Stochastic Hyperparameter Optimization through Hypernetworks
Jonathan Lorraine, David Duvenaud
TL;DR
The paper tackles the cost of hyperparameter tuning by replacing nested training loops with a differentiable hypernetwork that maps hyperparameters to near-optimal weights, enabling SGD-based optimization of hyperparameters through the validation loss. It provides both global and local training schemes, with theoretical convergence under mild conditions and practical joint optimization that can handle thousands of hyperparameters. Empirical results show faster convergence and better scalability than unrolled optimization and Gaussian-process-based methods, and demonstrate the approach scales to deeper networks via linear/hybrid hypernetworks.

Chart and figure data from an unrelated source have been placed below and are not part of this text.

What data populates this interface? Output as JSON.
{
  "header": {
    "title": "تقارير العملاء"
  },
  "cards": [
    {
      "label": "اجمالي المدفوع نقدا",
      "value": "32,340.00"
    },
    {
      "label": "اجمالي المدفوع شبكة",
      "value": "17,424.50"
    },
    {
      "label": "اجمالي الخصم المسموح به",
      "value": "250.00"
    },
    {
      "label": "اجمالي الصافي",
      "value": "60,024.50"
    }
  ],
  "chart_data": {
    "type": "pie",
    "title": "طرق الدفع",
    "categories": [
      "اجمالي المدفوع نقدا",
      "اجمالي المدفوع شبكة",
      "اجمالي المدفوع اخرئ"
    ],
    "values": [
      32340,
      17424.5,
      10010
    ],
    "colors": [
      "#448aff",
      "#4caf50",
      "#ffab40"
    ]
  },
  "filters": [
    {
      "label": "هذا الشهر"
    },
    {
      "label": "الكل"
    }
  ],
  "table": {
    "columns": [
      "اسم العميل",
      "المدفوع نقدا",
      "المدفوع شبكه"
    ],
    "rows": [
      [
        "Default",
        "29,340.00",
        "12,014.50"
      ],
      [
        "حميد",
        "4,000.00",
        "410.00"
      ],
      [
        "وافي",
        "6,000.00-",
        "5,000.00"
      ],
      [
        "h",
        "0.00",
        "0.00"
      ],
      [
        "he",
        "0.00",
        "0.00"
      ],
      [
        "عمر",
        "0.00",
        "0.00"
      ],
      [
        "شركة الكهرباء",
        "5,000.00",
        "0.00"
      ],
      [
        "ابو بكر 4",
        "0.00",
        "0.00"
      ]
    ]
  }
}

These findings offer a scalable, differentiable alternative to traditional hyperparameter methods and point to avenues for integration with meta-learning and multi-step optimization.
Abstract
Machine learning models are often tuned by nesting optimization of model weights inside the optimization of hyperparameters. We give a method to collapse this nested optimization into joint stochastic optimization of weights and hyperparameters. Our process trains a neural network to output approximately optimal weights as a function of hyperparameters. We show that our technique converges to locally optimal weights and hyperparameters for sufficiently large hypernetworks. We compare this method to standard hyperparameter optimization strategies and demonstrate its effectiveness for tuning thousands of hyperparameters.